Depuis le début de confinement, vous êtes nombreux à constater une forte hausse de votre budget consacré aux courses alimentaires. Pourtant, les prix sont stables, selon l’Insee. Comment expliquer cette sensation de flambée des prix ?

Non, la crise du coronavirus n’a pas entraîné de flambée des prix ! Cette affirmation, on l’entend beaucoup, ces derniers temps, dans la bouche des représentants de la grande distribution. Elle est confirmée par les chiffres publiés le 15 avril par l’Institut national de la statistique et des études économiques (Insee) : en mars, les prix des produits de grande consommation sont restés stables par rapport à février (+0,1%), et n’ont que faiblement progressé sur un an : +1,1% par rapport à mars 2019.

Côté consommateur, le sentiment dominant est pourtant bien différent : vous êtes nombreux à constater une explosion de votre « budget bouffe », souvent à juste titre. Voici quelques éléments qui permettent de comprendre cet apparent paradoxe.

Parce que vous mangez plus souvent à la maison

Avec les fermetures des écoles et la généralisation du télétravail, le nombre de repas pris à domicile a logiquement augmenté. L’épidémie et le confinement ont même mis un terme, sans doute pour longtemps, à une tendance de fond : l’augmentation des repas pris hors du domicile, dont le nombre a augmenté de 4% entre 2017 et 2018, pour atteindre 10,7 milliards, selon une étude du cabinet Gira Conseil.

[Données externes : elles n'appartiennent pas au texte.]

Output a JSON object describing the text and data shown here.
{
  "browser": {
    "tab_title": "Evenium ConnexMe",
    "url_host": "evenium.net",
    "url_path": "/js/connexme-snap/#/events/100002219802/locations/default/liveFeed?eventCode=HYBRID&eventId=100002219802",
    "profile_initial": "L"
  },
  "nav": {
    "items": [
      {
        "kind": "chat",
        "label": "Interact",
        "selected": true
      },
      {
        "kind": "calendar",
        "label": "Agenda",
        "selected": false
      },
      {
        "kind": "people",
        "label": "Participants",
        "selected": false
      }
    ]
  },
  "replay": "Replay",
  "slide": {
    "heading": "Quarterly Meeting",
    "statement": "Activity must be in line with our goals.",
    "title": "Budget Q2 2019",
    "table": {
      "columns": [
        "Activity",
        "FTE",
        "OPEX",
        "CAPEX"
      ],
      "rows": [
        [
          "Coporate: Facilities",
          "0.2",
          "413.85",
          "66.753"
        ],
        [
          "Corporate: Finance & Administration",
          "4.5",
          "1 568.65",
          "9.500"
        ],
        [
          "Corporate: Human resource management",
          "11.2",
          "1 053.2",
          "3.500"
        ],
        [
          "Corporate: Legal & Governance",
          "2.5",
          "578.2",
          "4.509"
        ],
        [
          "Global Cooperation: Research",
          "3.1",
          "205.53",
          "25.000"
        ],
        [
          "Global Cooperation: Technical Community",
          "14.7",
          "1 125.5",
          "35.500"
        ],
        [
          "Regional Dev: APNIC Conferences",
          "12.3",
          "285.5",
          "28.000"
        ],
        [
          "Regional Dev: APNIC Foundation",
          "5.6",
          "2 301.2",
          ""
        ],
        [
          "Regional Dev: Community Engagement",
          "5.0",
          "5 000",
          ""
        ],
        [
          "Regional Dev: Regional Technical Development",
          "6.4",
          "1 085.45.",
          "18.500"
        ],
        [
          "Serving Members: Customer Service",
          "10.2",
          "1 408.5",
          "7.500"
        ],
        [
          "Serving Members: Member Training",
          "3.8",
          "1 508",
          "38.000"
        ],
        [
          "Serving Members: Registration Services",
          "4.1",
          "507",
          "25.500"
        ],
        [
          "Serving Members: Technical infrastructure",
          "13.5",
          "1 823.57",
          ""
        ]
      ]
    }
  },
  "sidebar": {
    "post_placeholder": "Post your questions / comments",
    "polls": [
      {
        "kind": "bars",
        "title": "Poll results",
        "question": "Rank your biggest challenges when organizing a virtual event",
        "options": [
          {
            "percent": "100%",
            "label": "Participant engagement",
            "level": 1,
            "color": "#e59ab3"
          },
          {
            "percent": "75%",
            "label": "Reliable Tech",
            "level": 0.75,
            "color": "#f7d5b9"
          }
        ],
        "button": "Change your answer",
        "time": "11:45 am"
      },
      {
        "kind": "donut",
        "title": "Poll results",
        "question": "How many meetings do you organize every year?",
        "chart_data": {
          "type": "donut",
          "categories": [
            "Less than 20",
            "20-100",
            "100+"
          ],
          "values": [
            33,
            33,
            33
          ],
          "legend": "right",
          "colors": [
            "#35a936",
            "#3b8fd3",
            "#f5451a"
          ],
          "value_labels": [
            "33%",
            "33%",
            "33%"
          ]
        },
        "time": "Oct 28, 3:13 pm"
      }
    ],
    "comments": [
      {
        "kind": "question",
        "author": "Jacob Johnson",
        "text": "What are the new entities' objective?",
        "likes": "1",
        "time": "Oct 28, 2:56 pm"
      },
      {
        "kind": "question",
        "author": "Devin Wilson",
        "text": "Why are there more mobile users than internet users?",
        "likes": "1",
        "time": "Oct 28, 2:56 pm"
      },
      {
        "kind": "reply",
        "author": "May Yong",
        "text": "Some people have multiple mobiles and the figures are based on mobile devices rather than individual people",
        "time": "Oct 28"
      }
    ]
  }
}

Pour apprécier l’inflation réelle de votre budget alimentation, il faut donc y intégrer les dépenses habituellement réservées aux repas pris à l’extérieur. Sachant que le prix d’un repas à domicile a toutes les chances d’être plus élevé que celui pris, par vous ou vos enfants, dans une cantine, mais sera probablement inférieur à celui pris dans un restaurant, un food truck ou une sandwicherie : près de 9 euros en moyenne en 2018, toujours selon Gira Conseil

Parce que vous fréquentez moins les hypermarchés

En quelques jours à peine, le confinement a totalement chamboulé nos habitudes de vie, y compris notre manière de nous ravitailler. Le cabinet Nielsen, observateur attentif du marché de la grande distribution, détaille semaine après semaine ces bouleversements. Nous faisons par exemple les courses moins souvent, mais avec des paniers beaucoup plus remplis, et donc plus chers. Le samedi n’est plus LE jour des courses par excellence, supplanté par le vendredi.

Surtout, nous avons tendance, par crainte de la foule ou par respect des consignes de limitation des déplacements, à délaisser les hypermarchés en périphérie, au profit de points de vente plus proches de nos lieux d’habitation : des supérettes et des magasins de détail principalement. Le cabinet Nielsen a ainsi constaté, au cours des premiers jours de confinement, une forte baisse du chiffre d’affaires des hypermarchés (-24% pour les surfaces de plus de 7 500 m2, -14% pour les moins de 7 500 m2), au profit des drives (+65%), mais aussi des magasins de proximité en zone urbaine (+28%) et rurale (+39%).

Cela a évidemment un impact sur la facture. Un même produit, en effet, est mécaniquement plus coûteux dans un supérette de centre-ville que dans un hypermarché, en raison notamment de coûts d’acheminement et de stockage plus élevés. La preuve : selon le magazine spécialisé Linéaires, les prix pratiqués fin 2019 sur une sélection de produits de grande marque variaient, sur une base 100 équivalente au prix moyen, de 94 chez Leclerc, une enseigne spécialisée dans les très grandes surfaces, à 113 chez Monoprix, dont le réseau est composé de petits supermarchés urbains.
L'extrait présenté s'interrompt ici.